Encontrei Daniela, 10 anos, no elevador, às nove da manhã, e
perguntei: Não foi à aula? Ela respondeu: Não, tenho aula à
tarde. Comemorei: Que bom, então de manhã você pode brincar, dormir
até mais tarde. Não, retrucou ela, tenho tanta coisa de manhã...
Que tanta coisa?, perguntei. Aulas de inglês, de balé, de pintura,
piscina, e começou a elencar seu programa de garota robotizada.
Fiquei pensando: Que pena, a Daniela não disse: Tenho aula de
meditação!
Estamos construindo super-homens e supermulheres, totalmente
equipados, mas emocionalmente infantilizados. Por isso as empresas
consideram agora que, mais importante que o QI, é a IE, a
Inteligência Emocional. Não adianta ser um superexecutivo se não se
consegue se relacionar com as pessoas. Ora, como seria importante os
currículos escolares incluírem aulas de meditação!

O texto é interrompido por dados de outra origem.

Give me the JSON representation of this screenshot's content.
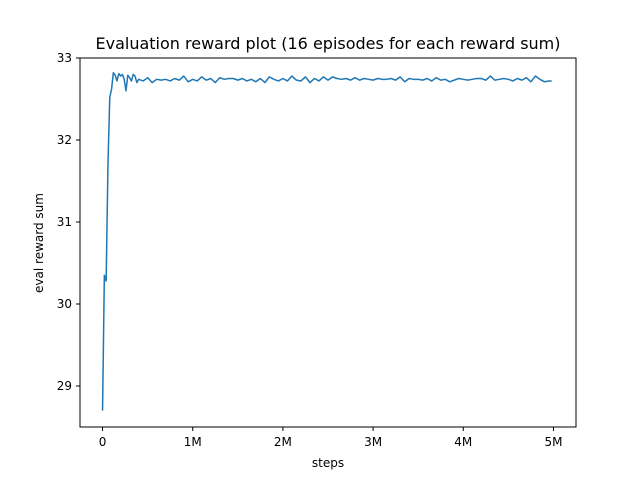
{
  "chart_data": {
    "type": "line",
    "title": "Evaluation reward plot (16 episodes for each reward sum)",
    "xlabel": "steps",
    "ylabel": "eval reward sum",
    "xlim": [
      -250000,
      5250000
    ],
    "ylim": [
      28.5,
      33.0
    ],
    "xticks": [
      {
        "value": 0,
        "label": "0"
      },
      {
        "value": 1000000,
        "label": "1M"
      },
      {
        "value": 2000000,
        "label": "2M"
      },
      {
        "value": 3000000,
        "label": "3M"
      },
      {
        "value": 4000000,
        "label": "4M"
      },
      {
        "value": 5000000,
        "label": "5M"
      }
    ],
    "yticks": [
      {
        "value": 29,
        "label": "29"
      },
      {
        "value": 30,
        "label": "30"
      },
      {
        "value": 31,
        "label": "31"
      },
      {
        "value": 32,
        "label": "32"
      },
      {
        "value": 33,
        "label": "33"
      }
    ],
    "grid": false,
    "legend": "none",
    "line_color": "#1f77b4",
    "series": [
      {
        "x": [
          0,
          20000,
          40000,
          60000,
          80000,
          100000,
          120000,
          140000,
          160000,
          180000,
          200000,
          220000,
          240000,
          260000,
          280000,
          300000,
          320000,
          340000,
          360000,
          380000,
          400000,
          450000,
          500000,
          550000,
          600000,
          650000,
          700000,
          750000,
          800000,
          850000,
          900000,
          950000,
          1000000,
          1050000,
          1100000,
          1150000,
          1200000,
          1250000,
          1300000,
          1350000,
          1400000,
          1450000,
          1500000,
          1550000,
          1600000,
          1650000,
          1700000,
          1750000,
          1800000,
          1850000,
          1900000,
          1950000,
          2000000,
          2050000,
          2100000,
          2150000,
          2200000,
          2250000,
          2300000,
          2350000,
          2400000,
          2450000,
          2500000,
          2550000,
          2600000,
          2650000,
          2700000,
          2750000,
          2800000,
          2850000,
          2900000,
          2950000,
          3000000,
          3050000,
          3100000,
          3150000,
          3200000,
          3250000,
          3300000,
          3350000,
          3400000,
          3450000,
          3500000,
          3550000,
          3600000,
          3650000,
          3700000,
          3750000,
          3800000,
          3850000,
          3900000,
          3950000,
          4000000,
          4050000,
          4100000,
          4150000,
          4200000,
          4250000,
          4300000,
          4350000,
          4400000,
          4450000,
          4500000,
          4550000,
          4600000,
          4650000,
          4700000,
          4750000,
          4800000,
          4850000,
          4900000,
          4950000,
          4980000
        ],
        "y": [
          28.7,
          30.35,
          30.28,
          31.7,
          32.52,
          32.62,
          32.82,
          32.79,
          32.72,
          32.81,
          32.78,
          32.8,
          32.74,
          32.6,
          32.79,
          32.76,
          32.72,
          32.8,
          32.78,
          32.7,
          32.74,
          32.72,
          32.76,
          32.7,
          32.74,
          32.73,
          32.74,
          32.72,
          32.75,
          32.73,
          32.78,
          32.71,
          32.74,
          32.72,
          32.77,
          32.73,
          32.75,
          32.7,
          32.76,
          32.74,
          32.75,
          32.75,
          32.73,
          32.75,
          32.72,
          32.74,
          32.71,
          32.75,
          32.7,
          32.77,
          32.74,
          32.72,
          32.75,
          32.72,
          32.78,
          32.73,
          32.72,
          32.77,
          32.7,
          32.75,
          32.72,
          32.77,
          32.73,
          32.77,
          32.75,
          32.74,
          32.75,
          32.73,
          32.76,
          32.73,
          32.75,
          32.74,
          32.73,
          32.75,
          32.74,
          32.74,
          32.75,
          32.73,
          32.77,
          32.71,
          32.75,
          32.74,
          32.74,
          32.73,
          32.75,
          32.72,
          32.76,
          32.73,
          32.74,
          32.71,
          32.73,
          32.75,
          32.74,
          32.73,
          32.74,
          32.75,
          32.75,
          32.73,
          32.78,
          32.73,
          32.74,
          32.75,
          32.74,
          32.72,
          32.75,
          32.73,
          32.76,
          32.71,
          32.78,
          32.74,
          32.71,
          32.72,
          32.72
        ]
      }
    ]
  }
}
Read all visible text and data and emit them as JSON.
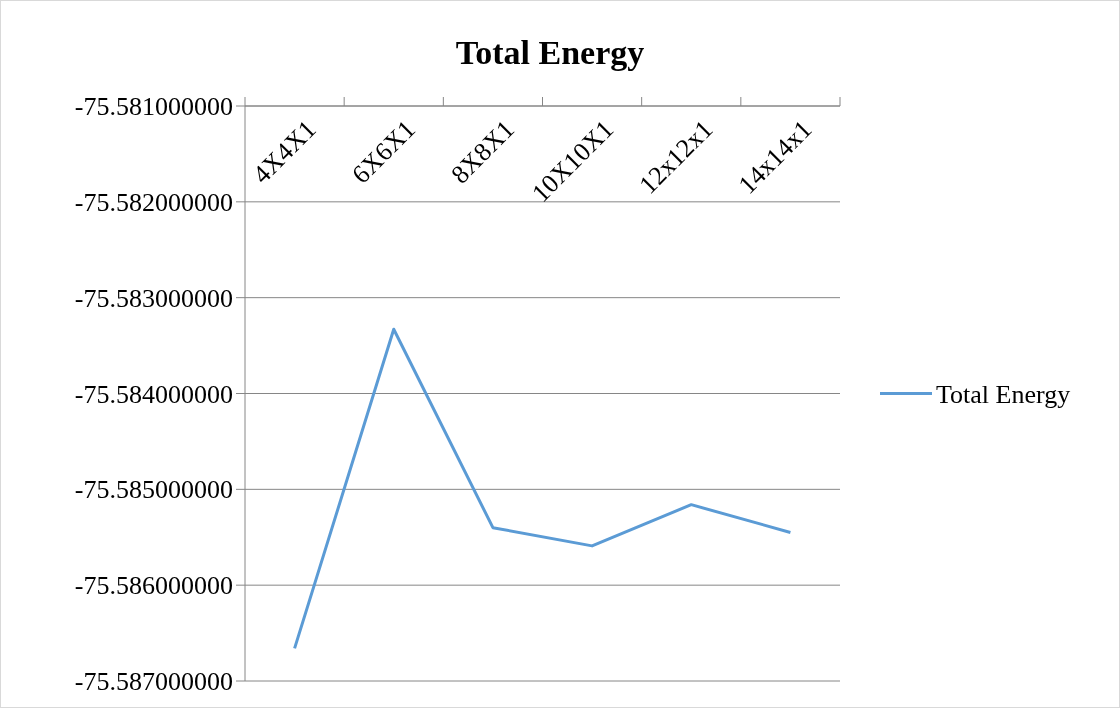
{
  "chart_data": {
    "type": "line",
    "title": "Total Energy",
    "categories": [
      "4X4X1",
      "6X6X1",
      "8X8X1",
      "10X10X1",
      "12x12x1",
      "14x14x1"
    ],
    "series": [
      {
        "name": "Total Energy",
        "color": "#5b9bd5",
        "values": [
          -75.58666,
          -75.58333,
          -75.5854,
          -75.58559,
          -75.58516,
          -75.58545
        ]
      }
    ],
    "ylim": [
      -75.587,
      -75.581
    ],
    "yticks": [
      {
        "value": -75.581,
        "label": "-75.581000000"
      },
      {
        "value": -75.582,
        "label": "-75.582000000"
      },
      {
        "value": -75.583,
        "label": "-75.583000000"
      },
      {
        "value": -75.584,
        "label": "-75.584000000"
      },
      {
        "value": -75.585,
        "label": "-75.585000000"
      },
      {
        "value": -75.586,
        "label": "-75.586000000"
      },
      {
        "value": -75.587,
        "label": "-75.587000000"
      }
    ],
    "grid": "y",
    "legend": "right",
    "marker": "none"
  }
}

Uma progressista cidade do interior de São Paulo tinha, em 1960,
seis livrarias e uma academia de ginástica; hoje, tem sessenta
academias de ginástica e três livrarias! Não tenho nada contra malhar
o corpo, mas me preocupo com a desproporção em relação à malhação do
espírito. Acho ótimo, vamos todos morrer esbeltos: Como estava o
defunto?. Olha, uma maravilha, não tinha uma celulite! Mas como
fica a questão da subjetividade? Da espiritualidade? Da ociosidade
amorosa?
Outrora, falava-se em realidade: análise da realidade,
inserir-se na realidade, conhecer a realidade. Hoje, a palavra é
virtualidade. Tudo é virtual. Pode-se fazer sexo virtual pela
internet: não se pega aids, não há envolvimento emocional, controla-se
no mouse. Trancado em seu quarto, em Brasília, um homem pode ter uma
amiga íntima em Tóquio, sem nenhuma preocupação de conhecer o seu
vizinho de prédio ou de quadra! Tudo é virtual, entramos na
virtualidade de todos os valores, não há compromisso com o real! É
muito grave esse processo de abstração da linguagem, de sentimentos:
somos místicos virtuais, religiosos virtuais, cidadãos virtuais.

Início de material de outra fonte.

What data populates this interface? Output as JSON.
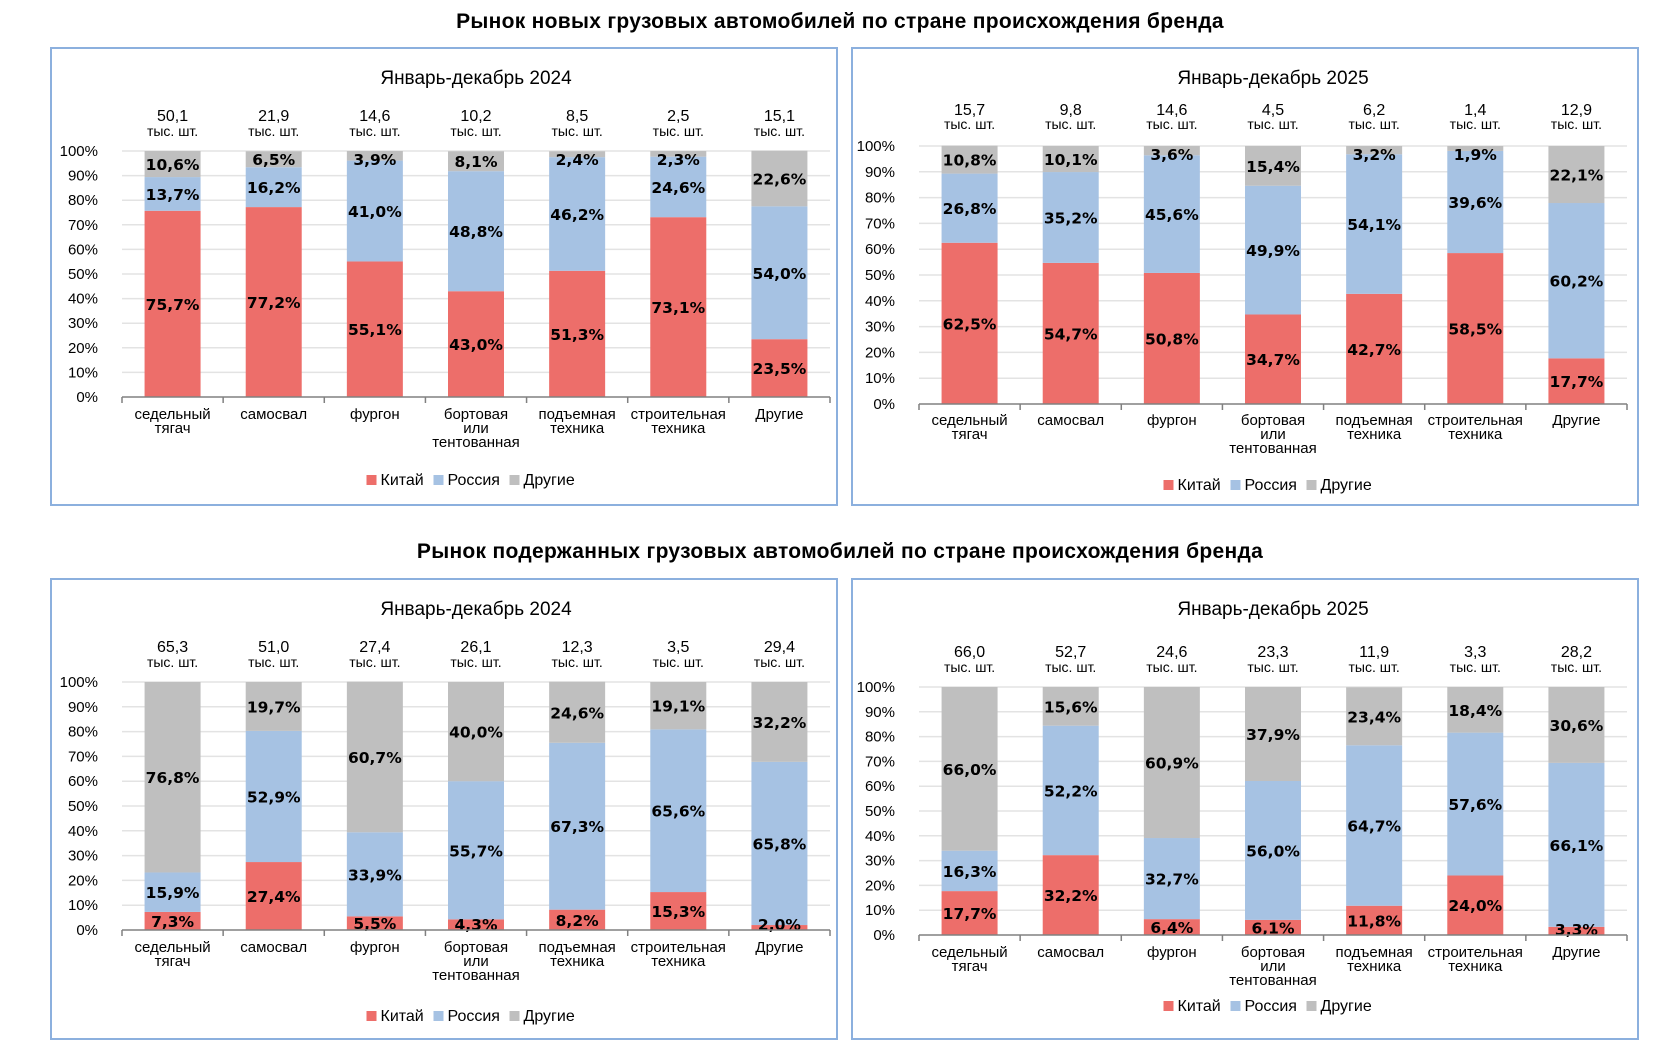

Enquanto isso, a realidade vai por outro lado, pois somos também
eticamente virtuais...
A cultura começa onde a natureza termina. Cultura é o
refinamento do espírito. Televisão, no Brasil - com raras e honrosas
exceções - é um problema: a cada semana que passa, temos a sensação
de que ficamos um pouco menos cultos. A palavra hoje é
entretenimento; domingo, então, é o dia nacional da imbecilização
coletiva. Imbecil o apresentador, imbecil quem vai lá e se apresenta
no palco, imbecil quem perde a tarde diante da tela. Como a
publicidade não consegue vender felicidade, passa a ilusão de que
felicidade é o resultado da soma de prazeres: Se tomar este
refrigerante, vestir este tênis, usar esta camisa, comprar este
carro, você chega lá! O problema é que, em geral, não se chega! Quem
cede desenvolve de tal maneira o desejo, que acaba precisando de um
analista. Ou de remédios. Quem resiste, aumenta a neurose.

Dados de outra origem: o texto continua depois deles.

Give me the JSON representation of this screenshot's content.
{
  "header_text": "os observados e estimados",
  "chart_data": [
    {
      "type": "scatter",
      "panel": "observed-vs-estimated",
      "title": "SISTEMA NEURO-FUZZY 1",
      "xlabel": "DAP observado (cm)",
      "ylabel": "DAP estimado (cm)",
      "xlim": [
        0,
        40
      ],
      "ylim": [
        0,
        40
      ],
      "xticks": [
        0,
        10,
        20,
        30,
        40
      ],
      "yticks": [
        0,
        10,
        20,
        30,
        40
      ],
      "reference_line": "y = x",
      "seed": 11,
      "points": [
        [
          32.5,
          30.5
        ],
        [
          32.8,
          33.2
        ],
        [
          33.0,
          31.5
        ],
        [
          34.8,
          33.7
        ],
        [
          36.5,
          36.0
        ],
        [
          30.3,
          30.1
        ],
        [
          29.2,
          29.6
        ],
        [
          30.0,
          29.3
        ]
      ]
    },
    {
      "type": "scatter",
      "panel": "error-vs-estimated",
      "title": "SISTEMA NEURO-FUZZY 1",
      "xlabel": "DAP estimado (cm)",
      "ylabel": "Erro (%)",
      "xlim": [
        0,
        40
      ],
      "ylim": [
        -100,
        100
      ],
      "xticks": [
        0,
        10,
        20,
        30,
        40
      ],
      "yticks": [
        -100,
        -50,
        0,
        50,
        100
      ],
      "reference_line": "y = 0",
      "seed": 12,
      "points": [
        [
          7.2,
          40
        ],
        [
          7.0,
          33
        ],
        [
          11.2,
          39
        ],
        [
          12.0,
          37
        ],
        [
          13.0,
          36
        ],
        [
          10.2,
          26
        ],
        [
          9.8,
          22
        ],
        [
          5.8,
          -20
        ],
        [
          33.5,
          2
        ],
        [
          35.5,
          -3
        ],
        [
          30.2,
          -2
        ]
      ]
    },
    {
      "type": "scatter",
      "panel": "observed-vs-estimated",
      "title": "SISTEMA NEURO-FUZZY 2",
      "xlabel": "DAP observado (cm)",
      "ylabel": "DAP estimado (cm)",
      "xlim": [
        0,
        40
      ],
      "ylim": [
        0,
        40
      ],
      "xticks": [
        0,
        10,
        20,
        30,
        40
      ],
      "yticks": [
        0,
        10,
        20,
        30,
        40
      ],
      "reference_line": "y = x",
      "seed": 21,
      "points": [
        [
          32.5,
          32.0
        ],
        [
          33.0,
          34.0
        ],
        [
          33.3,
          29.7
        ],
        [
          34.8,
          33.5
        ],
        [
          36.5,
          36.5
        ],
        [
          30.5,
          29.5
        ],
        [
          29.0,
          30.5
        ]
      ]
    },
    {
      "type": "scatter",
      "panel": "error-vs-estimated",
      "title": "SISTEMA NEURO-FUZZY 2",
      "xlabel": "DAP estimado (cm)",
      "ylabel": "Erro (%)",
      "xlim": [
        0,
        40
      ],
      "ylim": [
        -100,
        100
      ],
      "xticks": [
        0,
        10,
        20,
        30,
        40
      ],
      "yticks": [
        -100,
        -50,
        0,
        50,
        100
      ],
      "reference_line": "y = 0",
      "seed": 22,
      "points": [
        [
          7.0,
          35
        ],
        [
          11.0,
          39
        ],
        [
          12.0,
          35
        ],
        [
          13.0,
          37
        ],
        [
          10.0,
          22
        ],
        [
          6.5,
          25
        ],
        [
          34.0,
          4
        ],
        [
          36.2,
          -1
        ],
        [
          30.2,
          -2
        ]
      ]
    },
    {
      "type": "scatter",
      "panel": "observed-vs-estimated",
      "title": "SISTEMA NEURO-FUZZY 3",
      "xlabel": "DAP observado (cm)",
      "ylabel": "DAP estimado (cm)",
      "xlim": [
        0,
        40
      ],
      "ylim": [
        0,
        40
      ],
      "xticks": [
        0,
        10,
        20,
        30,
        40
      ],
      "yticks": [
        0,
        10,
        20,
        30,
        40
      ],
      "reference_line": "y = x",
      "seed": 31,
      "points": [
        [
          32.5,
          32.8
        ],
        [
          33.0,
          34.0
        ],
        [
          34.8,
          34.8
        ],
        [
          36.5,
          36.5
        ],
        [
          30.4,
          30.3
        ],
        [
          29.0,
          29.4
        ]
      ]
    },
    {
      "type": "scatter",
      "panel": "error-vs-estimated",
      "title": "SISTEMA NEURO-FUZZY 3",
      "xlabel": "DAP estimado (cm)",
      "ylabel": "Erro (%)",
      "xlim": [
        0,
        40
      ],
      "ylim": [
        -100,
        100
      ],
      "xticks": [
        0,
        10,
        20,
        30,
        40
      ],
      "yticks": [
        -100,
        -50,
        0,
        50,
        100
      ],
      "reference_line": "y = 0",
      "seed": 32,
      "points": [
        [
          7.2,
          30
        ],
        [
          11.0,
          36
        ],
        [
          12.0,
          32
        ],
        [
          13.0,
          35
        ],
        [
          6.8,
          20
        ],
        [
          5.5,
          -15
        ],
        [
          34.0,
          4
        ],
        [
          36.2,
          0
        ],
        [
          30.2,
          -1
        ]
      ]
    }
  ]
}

Os psicanalistas tentam descobrir o que fazer com o desejo dos
seus pacientes. Colocá-los onde? Eu, que não sou da área, posso me
dar o direito de apresentar uma sugestão. Acho que só há uma saída:
virar o desejo para dentro. Porque, para fora, ele não tem aonde ir!
O grande desafio é virar o desejo para dentro, gostar de si mesmo,
começar a ver o quanto é bom ser livre de todo esse condicionamento
globalizante, neoliberal, consumista. Assim, pode-se viver melhor.
Aliás, para uma boa saúde mental três requisitos são indispensáveis:
amizades, auto-estima, ausência de estresse.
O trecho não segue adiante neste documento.